Instability of power-law fluid flows down an incline subjected to wind stress

In this paper we investigate the effect of a prescribed superficial shear stress on the generation and structure of roll waves developing from infinitesimal disturbances on the surface of a power-law fluid layer flowing down an incline. The unsteady equations of motion are depth integrated according to the von Kármán momentum integral method to obtain a non-homogeneous system of nonlinear hyperbolic conservation laws governing the average flow rate and the thickness of the fluid layer. By conducting a linear stability analysis we obtain an analytical formula for the critical conditions for the onset of instability of a uniform and steady flow in terms of the prescribed surface shear stress.
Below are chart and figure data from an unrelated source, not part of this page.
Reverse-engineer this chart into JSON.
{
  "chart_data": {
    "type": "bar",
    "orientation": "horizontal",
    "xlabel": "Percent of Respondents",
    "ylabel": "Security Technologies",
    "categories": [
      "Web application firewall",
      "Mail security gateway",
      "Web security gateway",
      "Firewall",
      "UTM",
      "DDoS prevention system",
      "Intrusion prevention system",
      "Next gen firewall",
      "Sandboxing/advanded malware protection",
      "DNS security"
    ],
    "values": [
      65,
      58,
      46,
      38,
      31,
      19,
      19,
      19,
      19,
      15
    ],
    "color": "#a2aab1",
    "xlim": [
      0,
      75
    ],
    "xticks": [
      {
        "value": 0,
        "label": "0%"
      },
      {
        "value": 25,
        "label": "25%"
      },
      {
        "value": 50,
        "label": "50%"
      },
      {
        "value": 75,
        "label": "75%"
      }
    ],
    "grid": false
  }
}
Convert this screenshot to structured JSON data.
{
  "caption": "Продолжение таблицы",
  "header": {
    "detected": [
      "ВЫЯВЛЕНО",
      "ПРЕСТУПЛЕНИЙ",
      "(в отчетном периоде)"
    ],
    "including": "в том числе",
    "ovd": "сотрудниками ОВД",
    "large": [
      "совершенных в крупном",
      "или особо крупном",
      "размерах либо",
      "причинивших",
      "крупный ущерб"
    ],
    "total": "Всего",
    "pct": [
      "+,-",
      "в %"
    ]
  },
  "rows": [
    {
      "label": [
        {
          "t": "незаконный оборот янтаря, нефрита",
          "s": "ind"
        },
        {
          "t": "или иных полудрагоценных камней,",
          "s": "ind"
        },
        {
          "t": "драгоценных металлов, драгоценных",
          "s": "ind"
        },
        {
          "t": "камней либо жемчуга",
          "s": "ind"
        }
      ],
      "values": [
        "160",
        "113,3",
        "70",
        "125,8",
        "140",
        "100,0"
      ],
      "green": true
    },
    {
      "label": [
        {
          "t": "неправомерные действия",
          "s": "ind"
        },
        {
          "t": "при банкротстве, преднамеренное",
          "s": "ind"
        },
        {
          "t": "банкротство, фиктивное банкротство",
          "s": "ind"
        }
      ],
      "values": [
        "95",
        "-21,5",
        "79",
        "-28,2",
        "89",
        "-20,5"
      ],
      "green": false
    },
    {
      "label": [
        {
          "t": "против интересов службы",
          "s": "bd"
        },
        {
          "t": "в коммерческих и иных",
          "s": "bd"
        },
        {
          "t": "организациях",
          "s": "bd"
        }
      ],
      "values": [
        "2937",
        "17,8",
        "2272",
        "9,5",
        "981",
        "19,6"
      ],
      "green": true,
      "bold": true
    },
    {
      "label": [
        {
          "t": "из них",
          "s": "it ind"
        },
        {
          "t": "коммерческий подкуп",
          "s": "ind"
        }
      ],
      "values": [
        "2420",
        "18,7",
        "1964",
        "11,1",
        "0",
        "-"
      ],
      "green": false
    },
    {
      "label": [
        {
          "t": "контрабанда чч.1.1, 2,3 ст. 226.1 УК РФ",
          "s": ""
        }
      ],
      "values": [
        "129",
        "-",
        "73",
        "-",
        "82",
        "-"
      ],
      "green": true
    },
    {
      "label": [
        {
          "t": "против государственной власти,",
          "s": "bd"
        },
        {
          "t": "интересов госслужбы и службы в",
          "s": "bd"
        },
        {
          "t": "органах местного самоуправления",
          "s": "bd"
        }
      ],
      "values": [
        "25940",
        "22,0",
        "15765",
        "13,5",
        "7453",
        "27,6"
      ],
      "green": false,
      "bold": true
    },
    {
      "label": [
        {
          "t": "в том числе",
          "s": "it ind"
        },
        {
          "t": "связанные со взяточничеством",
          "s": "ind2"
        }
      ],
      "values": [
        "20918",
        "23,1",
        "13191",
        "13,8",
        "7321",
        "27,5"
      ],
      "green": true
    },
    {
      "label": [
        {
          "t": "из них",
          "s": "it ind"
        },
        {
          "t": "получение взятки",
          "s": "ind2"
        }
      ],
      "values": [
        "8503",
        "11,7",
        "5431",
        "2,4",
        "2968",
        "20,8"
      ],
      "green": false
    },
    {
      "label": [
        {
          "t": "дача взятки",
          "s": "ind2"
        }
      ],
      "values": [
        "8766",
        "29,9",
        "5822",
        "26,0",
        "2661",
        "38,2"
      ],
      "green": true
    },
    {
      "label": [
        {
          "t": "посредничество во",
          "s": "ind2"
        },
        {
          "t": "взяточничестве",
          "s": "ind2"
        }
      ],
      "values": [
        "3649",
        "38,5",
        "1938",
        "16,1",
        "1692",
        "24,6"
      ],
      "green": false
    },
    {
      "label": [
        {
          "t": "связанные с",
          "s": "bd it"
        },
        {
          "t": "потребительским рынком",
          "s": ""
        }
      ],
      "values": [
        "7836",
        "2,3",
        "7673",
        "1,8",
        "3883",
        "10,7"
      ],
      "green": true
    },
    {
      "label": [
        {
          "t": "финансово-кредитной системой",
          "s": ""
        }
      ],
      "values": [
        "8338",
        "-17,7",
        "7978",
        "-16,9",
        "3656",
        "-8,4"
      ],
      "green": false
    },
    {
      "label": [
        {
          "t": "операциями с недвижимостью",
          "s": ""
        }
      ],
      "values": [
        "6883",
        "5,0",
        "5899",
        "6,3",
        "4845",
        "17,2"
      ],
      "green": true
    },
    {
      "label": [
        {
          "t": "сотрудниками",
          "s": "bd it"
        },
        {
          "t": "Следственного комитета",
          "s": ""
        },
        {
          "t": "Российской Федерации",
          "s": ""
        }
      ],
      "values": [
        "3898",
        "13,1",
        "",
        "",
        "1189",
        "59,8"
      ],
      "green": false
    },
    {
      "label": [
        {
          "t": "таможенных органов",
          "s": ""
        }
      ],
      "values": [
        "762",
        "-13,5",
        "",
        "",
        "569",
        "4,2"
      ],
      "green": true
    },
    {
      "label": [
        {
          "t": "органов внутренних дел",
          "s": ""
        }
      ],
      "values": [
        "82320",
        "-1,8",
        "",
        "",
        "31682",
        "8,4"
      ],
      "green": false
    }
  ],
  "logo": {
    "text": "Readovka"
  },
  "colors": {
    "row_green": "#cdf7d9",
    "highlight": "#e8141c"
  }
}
A nonlinear analysis is performed by numerically calculating the nonlinear evolution of a perturbed flow. The calculation is carried out using a high-resolution finite volume scheme. The source term is handled by implementing the quasi-steady wave propagation algorithm. Conclusions are drawn regarding the effect of the applied surface shear stress parameter and flow conditions on the development and characteristics of the roll waves arising from the instability. For a Newtonian flow subjected to a prescribed superficial shear stress, using an analytical theory, we show that the nonlinear governing equations do not admit roll waves solutions under conditions when the uniform and steady flow is linearly stable. For the case of a general power-law fluid flow with zero shear stress applied at the surface, the analytical investigation leads to a procedure for calculating the characteristics of a roll waves flow. These results are compared with those yielded by the numerical procedure.